Cat hat wieder das Kleid an, das knielange, rückenfreie. Wie beim letzten Mal geht meine Phantasie mit mir durch. Es juckt mich in den Fingern, sie zu mir zu ziehen und diese Schleife zu öffnen, sie in ihrer nackten Pracht zu bewundern. Nicht dran denken.... Nachdem Cat sich wieder gesetzt hat, streiche ich eine lose Strähne hinter ihr Ohr, und streife dabei wie zufällig ihren Hals.

Cats grüne Augen fixieren mich.

„Du bist wunderschön, Cat", flüstere ich ihr zu.

Sie lächelt mich verlegen an und die Spannung zwischen uns ist sofort fast mit den Händen greifbar.

„Iss deine Nachspeise und dann müssen wir los, ja?"

Sie nickt und auf einmal sieht man ihr die Aufregung an.

„Welchen?", stelle ich in der Garage die obligatorische Frage, selbst wenn ich eigentlich weiß, welchen sie wählen wird. Ich habe den Schlüssel vom Aston bereits in der Hand, als sie antwortet: „Den Tesla".

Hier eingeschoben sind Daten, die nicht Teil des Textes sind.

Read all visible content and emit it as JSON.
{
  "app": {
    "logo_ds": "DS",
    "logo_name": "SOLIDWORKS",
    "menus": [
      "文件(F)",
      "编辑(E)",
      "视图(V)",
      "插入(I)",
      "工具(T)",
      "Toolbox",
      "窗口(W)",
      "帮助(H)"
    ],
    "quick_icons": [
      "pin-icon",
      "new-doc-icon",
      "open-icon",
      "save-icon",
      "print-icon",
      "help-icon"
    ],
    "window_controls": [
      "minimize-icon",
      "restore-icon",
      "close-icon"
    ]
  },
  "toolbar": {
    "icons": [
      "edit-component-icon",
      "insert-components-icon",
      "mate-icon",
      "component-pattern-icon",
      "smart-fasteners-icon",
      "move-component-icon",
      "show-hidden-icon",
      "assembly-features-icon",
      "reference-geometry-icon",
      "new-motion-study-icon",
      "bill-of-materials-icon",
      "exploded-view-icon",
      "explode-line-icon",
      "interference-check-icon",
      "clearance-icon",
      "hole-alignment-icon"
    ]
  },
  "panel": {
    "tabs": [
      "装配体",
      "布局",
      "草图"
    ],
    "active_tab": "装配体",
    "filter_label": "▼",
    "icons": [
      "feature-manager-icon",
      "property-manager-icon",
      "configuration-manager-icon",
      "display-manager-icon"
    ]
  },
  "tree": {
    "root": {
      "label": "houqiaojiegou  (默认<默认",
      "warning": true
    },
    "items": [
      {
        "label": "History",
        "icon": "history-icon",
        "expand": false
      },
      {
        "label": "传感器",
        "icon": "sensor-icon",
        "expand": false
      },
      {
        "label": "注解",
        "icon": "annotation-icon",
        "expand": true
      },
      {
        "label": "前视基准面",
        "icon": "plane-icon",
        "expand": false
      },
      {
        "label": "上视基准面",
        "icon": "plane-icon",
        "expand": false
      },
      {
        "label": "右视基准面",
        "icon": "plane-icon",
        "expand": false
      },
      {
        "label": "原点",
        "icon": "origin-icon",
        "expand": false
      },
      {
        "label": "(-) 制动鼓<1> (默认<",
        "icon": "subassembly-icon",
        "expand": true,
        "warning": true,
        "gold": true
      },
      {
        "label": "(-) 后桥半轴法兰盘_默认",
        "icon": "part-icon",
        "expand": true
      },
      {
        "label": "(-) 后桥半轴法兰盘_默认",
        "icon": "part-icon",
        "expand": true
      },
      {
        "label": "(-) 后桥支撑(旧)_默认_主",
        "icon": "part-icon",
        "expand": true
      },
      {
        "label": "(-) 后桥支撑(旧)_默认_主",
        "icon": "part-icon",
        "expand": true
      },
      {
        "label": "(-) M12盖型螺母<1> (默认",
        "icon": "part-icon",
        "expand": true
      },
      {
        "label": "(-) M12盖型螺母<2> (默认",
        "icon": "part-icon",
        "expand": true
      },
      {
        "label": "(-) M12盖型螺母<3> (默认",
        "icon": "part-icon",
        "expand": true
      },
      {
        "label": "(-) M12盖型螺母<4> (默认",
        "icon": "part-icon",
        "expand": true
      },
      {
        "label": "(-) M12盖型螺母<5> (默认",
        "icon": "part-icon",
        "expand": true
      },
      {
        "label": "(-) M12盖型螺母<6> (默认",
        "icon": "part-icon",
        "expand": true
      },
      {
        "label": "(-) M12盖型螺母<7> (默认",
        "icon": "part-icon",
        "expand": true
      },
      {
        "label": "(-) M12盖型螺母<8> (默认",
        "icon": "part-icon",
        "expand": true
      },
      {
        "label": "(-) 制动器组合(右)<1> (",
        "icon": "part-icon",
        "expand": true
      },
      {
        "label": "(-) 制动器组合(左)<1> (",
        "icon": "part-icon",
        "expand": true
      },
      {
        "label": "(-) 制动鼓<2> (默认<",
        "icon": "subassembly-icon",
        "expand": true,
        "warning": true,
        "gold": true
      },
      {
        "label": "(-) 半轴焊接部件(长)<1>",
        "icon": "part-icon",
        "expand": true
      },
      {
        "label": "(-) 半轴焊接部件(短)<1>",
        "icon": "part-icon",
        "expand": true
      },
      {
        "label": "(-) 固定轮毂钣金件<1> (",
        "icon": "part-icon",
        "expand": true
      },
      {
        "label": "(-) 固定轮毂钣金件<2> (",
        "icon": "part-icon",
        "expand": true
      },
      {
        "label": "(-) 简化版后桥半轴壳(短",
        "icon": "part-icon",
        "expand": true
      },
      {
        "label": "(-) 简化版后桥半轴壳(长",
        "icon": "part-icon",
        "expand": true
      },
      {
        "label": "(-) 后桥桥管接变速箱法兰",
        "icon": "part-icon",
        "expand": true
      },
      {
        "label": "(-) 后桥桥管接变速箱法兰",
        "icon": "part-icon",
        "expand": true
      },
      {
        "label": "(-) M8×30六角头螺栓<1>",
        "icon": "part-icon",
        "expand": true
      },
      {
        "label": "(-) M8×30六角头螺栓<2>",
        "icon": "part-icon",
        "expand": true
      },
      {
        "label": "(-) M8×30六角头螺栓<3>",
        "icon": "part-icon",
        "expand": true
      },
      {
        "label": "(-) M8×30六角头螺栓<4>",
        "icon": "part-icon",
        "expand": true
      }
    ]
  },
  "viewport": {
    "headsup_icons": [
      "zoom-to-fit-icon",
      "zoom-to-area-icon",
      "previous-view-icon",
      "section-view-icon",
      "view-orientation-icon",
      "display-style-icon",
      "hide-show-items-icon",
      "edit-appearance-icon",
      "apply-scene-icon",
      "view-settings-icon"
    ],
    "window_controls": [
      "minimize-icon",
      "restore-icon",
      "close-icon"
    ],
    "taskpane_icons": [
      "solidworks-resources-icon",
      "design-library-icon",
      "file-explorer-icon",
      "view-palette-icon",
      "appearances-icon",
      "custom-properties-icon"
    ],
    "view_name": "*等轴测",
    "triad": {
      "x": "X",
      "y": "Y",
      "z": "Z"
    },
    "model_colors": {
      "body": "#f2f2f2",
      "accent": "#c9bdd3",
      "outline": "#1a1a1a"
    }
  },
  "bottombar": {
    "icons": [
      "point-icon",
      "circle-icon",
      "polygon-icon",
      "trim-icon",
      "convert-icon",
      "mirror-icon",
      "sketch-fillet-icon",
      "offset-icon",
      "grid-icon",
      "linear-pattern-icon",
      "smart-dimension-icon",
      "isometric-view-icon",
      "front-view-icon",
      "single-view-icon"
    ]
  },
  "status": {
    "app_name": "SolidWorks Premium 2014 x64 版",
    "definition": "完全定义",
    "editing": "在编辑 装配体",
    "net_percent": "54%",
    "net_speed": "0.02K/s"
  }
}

Ohne Scheiß, jetzt? Den Tesla?

„War nur ein Scherz!", sagt sie. „Jetzt guck doch nicht so schockiert!"

Wir sind viel zu früh, doch das ist gut, denn wir bekommen noch einen guten Parkplatz. Als wir ins Foyer schlendern, greife ich nach ihrer Hand und bin froh, dass Cat sie nicht wegzieht. Es ist schön sie anzufassen, ihre weiche Haut zu spüren, aber es ist nicht genug. Nicht annähernd genug. Ich will ihr näher sein, sie an mich ziehen. Sie küssen. Und dann will ich..., dass dieser Abend vorüber geht, ohne dass ich ihr an die Wäsche gehe, bevor wir wieder zu Hause sind.

Hier wäre alles viel einfacher für mich und ich habe mich daran gewöhnt, den Weg des geringsten Widerstandes zu gehen.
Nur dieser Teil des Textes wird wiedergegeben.